The art of the brain dump
‘Gratitude is great, but don’t fake your journal’
Journaling is my daily exhaust valve for the pressure cooker that is parenting. Well, one of my exhaust valves. I write because it clears out all the mental gunk and lightens my head. I write to lay down all the plates I’m spinning, and by doing that, I usually find a few that I don’t need to pick again, and a few more that I didn’t even notice I was carrying.
People struggle with journaling because they think it should be literary or a thoughtful record of their days – imagining grandchildren reading it as a document of their ancestors’ long-ago lives.
My journals are less Virginia Woolf and more mash-up of tabloid and screed (see: the mixed metaphors in the opening paragraph). They’re a brain dump of all the whining, yelling and circular thinking that gets caught in my filters. The things that aren’t helpful or productive to share, or maybe no one’s available to listen – they just need to get out of my head. Once I write them out, my head feels lighter and I can move on. Certainly, sometimes other people need to hear me. But often, once I vent it all on paper, I quickly realize that my actual anger or frustration had nothing to do with the immediate thing that got me all riled up, and I can act on or tend to the real issue at hand.
If you’re interested in getting started with journaling, or have found yourself stuck, I have a few suggestions:
1. Write your thoughts and then throw it out or delete it. Use a legal pad and pull off the pages after you’ve written them. Clear your computer file before you start the next day’s journal. What would you say if no one was going to read it?
2. Write every thought for 10 minutes. It will certainly feature “this is dumb” or “how will I think of anything to write?” at least once. That’s ok. There are still days where all I can do is move the pen.
3. If I am really drawing a blank, I write a letter to my grandmother. Somehow it just works for me. I tell her about what I want to do today or what I did yesterday or who I’m pissed off at (because I know she’ll take my side).

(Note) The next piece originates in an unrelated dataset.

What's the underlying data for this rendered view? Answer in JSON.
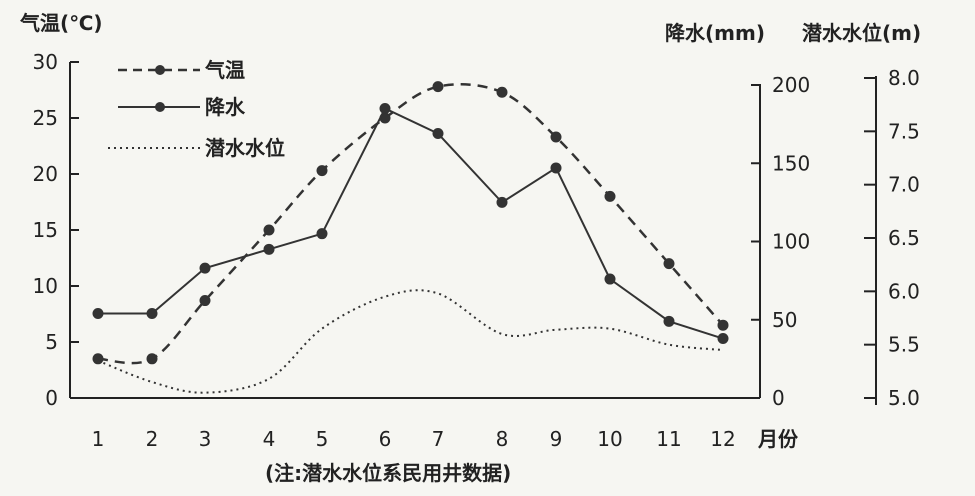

4. Gratitude is great, but don’t fake your journal – that’s writing for an audience. You can be just as angry or selfish as you feel, and if that is scary, then ask why and write out an answer. Then ask why again and write out the next answer. Trust that you are a good person, and that anger has a place (or might be a placeholder). I know my biggest block is, “What will they think if they read this?” See: suggestion one.